Last night I had the opportunity to see an anime film I hadn’t seen, or even really heard of, before, called Venus Wars. My brother got his hands on a copy of the dvd (apparently not an easy endeavor). And while I know this blog is mostly for books, I think I’ve established by now that I really love anime so I thought I’d share.
Venus Wars is an anime film produced in 1989, based on a manga series of the same name, by Yoshikazu Yasuhiko, that ran from 1987 to 1989. The basic premise of both the manga and the anime is that the planet Venus in 2012 and by the year 2089 it has a population of millions. There are two main continents, Ishtar and Aphrodia (I love the naming, as Venus, Ishtar, and Aphrodite are all goddesses of love), and the two are at war in an attempt to create a unified government. The story opens in the Io, the capital city of Aphrodia, and introduces a team of 80s-style-punk-biker-gang-type racers, who ride battlebikes or “monocycles” (as they only have one wheel). The team includes the main character, hot-headed Hiro (of course!) and several other characters such as Will, and Miranda, the kickass red-head captain of the team (who looks rather a lot like Priss from the 80s Bubblegum Crisis). Simultaneously, we are introduced to Susan Sommers, a blonde, blue-eyed, somewhat bitchy news reporter/war correspondent who has come from peaceful “civilized” Earth to cover the war on Venus. Unsurprisingly, these two sets of main characters meet and team up when a huge force from Ishtar invades Io with gigantic tanks and occupies the city.

I cannot speak to the manga, of course, but I have mixed feelings about the anime. I did enjoy it, and I’m still thinking about it (thus this blog post). It was very 80s in style. Very 80s. Enjoyably 80s, since that’s what I grew up with, but also regrettably 80s in some respects. I loved the animation style. Everything was hand-drawn, for one thing(!), which is not so true these days. And everything had texture and movement and personality. The score, by Joe Hisaishi (who went on to become famous for doing all the Studio Ghibli scores) is fantastic (and also fantastically 80s). But I also had a lot of critiques or complaints.
For one thing, the movie felt contradictorily too long and crammed with too much plot, while also feeling a little thin on plot at the same time. What I mean though, is that there was A LOT going on, and there is a lot of meat on the bones of the story, BUT the writers were clearly trying to shove WAY too much of the plot of the much longer manga into 100 minutes, leading to a story that was too cramped and jumped around too much, while not giving enough time to fully develop either the characters, or the actual actions of the plot.

A lot of the characters were pretty flat, some of the motivations made little sense, some characters popped up quickly for no apparent reason and disappeared again just as quickly and with just as little reason. The setting/world-building was not particularly well-established, such that I spent the first 20 minutes or so just trying to figure out who had invaded who — I couldn’t tell if the city Io was in Ishtar or Aphrodia and therefore couldn’t tell which government was supposed to be the “bad guy.” Some of the jumps in scene and time were also confusing and difficult to follow. And the whole story supposedly takes place over the course of just 3 or 4 days, which makes some of the character relationships dubious at best (the blonde reporter, Susan, falls in love with Will the racer in like… the blink of an eye?).

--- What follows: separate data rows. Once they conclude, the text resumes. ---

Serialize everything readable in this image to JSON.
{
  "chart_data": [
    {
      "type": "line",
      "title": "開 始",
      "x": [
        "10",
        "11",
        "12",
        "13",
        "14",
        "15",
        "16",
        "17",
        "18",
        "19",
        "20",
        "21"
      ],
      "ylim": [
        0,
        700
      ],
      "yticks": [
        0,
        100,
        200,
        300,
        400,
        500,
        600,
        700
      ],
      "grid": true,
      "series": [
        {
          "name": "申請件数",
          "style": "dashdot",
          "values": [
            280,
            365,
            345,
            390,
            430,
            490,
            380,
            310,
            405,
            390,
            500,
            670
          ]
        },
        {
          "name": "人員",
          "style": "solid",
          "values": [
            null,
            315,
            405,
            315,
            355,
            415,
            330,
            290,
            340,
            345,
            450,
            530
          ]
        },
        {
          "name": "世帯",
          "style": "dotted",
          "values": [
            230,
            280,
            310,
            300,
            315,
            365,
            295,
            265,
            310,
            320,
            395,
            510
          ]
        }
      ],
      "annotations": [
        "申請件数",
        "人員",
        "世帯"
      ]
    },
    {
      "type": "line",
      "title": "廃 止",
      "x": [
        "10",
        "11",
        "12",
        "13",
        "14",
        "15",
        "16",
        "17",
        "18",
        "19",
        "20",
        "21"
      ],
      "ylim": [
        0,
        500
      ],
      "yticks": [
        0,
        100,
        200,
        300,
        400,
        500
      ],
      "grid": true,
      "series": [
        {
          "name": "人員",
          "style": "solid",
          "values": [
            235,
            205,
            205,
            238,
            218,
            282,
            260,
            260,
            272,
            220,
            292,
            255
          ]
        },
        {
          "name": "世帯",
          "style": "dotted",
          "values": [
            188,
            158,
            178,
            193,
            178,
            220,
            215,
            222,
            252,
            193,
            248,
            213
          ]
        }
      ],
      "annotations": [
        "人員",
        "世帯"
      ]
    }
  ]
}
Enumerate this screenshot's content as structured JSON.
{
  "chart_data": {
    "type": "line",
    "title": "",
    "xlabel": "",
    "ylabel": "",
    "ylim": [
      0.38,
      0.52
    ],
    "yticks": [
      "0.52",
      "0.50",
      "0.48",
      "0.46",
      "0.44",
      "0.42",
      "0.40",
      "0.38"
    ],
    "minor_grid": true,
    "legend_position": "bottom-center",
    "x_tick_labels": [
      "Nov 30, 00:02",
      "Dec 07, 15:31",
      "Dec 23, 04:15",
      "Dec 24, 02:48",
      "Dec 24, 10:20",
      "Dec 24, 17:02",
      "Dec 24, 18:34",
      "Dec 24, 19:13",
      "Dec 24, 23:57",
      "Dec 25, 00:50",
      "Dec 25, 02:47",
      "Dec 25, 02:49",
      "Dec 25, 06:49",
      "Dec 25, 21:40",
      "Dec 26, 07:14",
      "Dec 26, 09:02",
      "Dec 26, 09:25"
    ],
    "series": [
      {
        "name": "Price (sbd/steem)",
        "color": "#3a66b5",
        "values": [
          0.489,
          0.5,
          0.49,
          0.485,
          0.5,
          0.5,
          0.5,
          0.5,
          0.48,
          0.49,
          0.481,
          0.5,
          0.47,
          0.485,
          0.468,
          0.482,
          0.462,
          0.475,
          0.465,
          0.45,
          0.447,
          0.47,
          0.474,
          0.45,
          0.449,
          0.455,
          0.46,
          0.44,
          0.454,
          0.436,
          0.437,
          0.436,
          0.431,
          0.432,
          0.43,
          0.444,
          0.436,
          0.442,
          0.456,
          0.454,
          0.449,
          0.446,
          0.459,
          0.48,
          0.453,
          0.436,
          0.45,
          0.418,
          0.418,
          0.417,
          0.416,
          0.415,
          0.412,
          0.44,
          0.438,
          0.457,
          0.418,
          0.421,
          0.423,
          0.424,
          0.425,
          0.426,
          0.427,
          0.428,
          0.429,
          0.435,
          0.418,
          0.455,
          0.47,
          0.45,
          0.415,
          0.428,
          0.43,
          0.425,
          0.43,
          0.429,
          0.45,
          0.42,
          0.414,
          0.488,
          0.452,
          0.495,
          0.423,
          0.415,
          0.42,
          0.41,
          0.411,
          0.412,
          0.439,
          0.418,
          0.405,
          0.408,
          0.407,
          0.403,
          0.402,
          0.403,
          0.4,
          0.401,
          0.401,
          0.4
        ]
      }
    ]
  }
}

All that said, I did actually enjoy the movie, and I think it did some really interesting things with its depictions of war. The racers, young and stupid, are very excited about the prospect of war and fighting at first (at teenagers often are), and then the movie spends a great deal of time beating that out of them, so that by the end all of them have bailed on the fighting. Likewise, war correspondent Susan Sommers is creepily gleeful about the invasion at the beginning of the movie, filming everything with her little handheld camera and urging the tanks to keep firing until they start firing at her, and she gets angry. But by the end of the movie, she has witnessed some of the true horrors of war and has gained much needed compassion and anger at the various injustices.
I can only imagine that the manga has the time and space to do full justice to both the characters and the themes of the story, that the movie can only vaguely gesture at.
(I will note that there are a couple pretty offensive bits: some really sexist comments thrown around with so much as a blink of an eye, and a random gay soldier who makes an appearance near the end for no apparent reason other than to revel in an offensive stereotype and then get killed. These bits are unfortunately par for the course in the 80s, but still infuriating.)
On the whole though, I liked it well enough to still be thinking about it, and to start digging around online for the manga, which apparently has been out of print since 1993… so, happy hunting to me, I guess?